Once he got over the shock of it all, this bizarre new world fascinated him. He developed an obsession for the big shiny rocks you could sit inside that would take you across the land at great speed. He spent hours by the side of roads, looking at them pass him by, and even had the researchers drive him around as he stared out from the passenger seat. How much easier hunting would have been if he had  these back then! Later he also learned that no one had to hunt anymore. Now they just went to a place filled with meat and got what they wanted, already cut, wrapped, and ready to cook.

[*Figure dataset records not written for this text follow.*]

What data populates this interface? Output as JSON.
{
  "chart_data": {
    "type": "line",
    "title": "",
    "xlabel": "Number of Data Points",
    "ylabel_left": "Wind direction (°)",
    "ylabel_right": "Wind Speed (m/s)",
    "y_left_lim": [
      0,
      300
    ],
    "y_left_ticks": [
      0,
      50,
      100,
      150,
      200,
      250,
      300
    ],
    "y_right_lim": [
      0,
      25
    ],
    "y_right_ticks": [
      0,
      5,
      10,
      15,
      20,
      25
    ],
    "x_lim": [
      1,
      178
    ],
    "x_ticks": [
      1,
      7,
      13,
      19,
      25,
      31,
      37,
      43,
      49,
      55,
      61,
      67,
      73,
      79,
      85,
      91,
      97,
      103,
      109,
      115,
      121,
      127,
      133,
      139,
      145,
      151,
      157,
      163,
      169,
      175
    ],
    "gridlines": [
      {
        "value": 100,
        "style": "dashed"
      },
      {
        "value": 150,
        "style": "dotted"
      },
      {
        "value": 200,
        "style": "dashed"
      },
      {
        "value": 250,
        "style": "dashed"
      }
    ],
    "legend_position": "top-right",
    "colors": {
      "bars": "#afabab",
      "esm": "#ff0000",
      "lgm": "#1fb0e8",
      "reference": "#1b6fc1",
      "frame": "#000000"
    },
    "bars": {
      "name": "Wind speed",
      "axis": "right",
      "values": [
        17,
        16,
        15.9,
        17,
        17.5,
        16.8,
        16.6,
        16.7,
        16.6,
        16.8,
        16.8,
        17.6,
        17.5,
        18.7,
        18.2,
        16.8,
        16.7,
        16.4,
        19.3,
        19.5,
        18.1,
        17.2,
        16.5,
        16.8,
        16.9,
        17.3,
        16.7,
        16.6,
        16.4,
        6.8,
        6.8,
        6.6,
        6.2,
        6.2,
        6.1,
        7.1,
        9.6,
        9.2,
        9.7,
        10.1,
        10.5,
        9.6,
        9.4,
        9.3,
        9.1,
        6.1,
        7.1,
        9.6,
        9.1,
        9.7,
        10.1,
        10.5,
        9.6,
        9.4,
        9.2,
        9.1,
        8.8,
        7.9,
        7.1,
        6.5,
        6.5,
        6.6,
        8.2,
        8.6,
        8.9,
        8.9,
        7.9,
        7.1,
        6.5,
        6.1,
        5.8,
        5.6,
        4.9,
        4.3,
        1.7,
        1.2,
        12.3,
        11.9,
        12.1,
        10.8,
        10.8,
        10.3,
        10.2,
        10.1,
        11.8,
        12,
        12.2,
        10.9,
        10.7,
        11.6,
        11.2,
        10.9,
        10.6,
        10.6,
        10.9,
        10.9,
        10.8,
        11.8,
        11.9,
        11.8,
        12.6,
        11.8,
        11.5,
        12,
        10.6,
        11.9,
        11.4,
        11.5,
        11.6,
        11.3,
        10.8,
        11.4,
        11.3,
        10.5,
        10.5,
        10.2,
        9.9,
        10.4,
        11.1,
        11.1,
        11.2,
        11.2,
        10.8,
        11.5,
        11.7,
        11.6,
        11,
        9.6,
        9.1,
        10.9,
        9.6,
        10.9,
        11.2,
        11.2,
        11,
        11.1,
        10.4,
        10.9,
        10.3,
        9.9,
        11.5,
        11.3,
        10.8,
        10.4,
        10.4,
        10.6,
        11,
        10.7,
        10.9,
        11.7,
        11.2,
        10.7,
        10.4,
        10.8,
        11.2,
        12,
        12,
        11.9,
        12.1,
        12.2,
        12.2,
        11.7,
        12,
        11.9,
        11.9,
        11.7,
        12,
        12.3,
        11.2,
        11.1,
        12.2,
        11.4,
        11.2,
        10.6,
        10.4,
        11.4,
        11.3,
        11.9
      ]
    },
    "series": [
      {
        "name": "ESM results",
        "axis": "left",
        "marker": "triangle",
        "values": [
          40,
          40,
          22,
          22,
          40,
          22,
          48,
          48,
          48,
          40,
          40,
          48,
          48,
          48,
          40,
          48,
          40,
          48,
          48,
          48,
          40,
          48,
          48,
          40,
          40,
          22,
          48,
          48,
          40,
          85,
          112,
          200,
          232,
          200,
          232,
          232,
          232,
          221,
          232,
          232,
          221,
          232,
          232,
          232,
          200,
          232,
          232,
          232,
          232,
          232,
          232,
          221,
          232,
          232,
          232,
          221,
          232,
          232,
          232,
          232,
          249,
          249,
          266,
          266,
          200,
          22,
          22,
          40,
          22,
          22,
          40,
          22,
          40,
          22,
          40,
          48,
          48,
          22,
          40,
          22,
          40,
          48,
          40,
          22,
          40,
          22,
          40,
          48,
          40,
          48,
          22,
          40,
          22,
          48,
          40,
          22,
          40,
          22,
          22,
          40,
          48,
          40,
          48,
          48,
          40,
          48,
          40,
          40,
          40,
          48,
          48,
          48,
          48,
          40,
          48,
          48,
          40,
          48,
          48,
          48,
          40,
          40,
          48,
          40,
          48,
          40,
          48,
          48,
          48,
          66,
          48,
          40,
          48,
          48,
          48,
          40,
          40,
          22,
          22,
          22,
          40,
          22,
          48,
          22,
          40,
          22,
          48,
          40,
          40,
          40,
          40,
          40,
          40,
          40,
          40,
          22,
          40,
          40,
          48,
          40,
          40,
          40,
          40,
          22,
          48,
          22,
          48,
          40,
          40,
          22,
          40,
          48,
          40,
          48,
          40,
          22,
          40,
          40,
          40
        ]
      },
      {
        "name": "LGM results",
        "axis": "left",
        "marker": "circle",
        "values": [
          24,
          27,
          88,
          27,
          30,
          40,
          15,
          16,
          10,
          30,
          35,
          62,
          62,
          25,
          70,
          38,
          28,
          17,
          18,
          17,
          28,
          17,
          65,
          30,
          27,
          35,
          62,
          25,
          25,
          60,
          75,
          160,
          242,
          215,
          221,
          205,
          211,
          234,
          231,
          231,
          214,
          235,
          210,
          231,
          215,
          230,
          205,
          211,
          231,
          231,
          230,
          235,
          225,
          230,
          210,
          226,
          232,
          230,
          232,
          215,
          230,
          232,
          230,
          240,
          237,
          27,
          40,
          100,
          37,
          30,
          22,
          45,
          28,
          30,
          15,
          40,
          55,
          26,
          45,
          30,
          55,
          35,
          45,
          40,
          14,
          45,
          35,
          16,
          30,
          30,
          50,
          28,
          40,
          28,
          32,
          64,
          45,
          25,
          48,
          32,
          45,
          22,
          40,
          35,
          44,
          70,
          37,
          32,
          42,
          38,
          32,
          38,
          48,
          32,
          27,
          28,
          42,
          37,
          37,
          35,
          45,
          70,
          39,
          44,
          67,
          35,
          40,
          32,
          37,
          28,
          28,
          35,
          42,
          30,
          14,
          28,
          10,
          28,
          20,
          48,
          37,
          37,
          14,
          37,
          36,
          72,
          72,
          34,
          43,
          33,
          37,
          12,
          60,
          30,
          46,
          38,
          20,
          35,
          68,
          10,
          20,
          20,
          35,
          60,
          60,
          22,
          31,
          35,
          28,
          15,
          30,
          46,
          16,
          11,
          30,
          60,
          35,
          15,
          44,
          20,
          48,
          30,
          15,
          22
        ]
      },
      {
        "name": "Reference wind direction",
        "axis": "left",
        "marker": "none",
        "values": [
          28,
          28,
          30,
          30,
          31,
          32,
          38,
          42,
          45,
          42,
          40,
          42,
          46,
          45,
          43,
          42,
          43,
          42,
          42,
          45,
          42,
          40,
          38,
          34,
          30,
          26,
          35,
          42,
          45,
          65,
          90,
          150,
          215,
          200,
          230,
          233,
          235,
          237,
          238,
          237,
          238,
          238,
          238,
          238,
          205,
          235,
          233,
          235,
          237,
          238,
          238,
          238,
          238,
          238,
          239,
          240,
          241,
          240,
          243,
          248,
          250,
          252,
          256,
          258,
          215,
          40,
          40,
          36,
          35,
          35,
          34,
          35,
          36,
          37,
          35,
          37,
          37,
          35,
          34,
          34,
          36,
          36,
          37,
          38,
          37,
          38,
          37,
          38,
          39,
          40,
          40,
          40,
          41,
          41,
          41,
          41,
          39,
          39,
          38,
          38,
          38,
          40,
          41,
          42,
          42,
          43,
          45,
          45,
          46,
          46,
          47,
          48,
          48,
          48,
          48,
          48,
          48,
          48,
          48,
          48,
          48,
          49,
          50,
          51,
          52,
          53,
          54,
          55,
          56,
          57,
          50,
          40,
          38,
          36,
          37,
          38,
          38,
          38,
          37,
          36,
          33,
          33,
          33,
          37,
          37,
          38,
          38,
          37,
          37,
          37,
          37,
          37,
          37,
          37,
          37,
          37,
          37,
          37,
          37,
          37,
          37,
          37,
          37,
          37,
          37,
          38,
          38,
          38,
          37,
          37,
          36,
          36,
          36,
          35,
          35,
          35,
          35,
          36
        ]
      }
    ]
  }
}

It was almost five years before the researchers thought Toto was ready for his new world. Their research on him was also done. They had learned many interesting things from his blood, skin, and hair. They listened eagerly as he told them of his life in ice-age Africa. People came from far and wide to meet Toto. He was interviewed and broadcast on television.

One day he woke up to find the researchers chattering excitedly. "What's happening?", he asked them. "We've found another body in the glacier. Not far from where you were found. It's frozen solid and remarkably well preserved."

A few hours later he was staring at it. He recognized the body immediately. It was one of the three who had stolen his rabbit. A stone tipped spear stuck in the dead man's chest made the cause of death clear. So he had been betrayed by the other two who didn't want to share the spoils. As Toto looked at the body he found himself laughing bitterly as he said, "karma's a bitch". There was a moment of silence and the researchers looked at him, confused. He said nothing more and a few seconds later they were back to cleaning the carcass.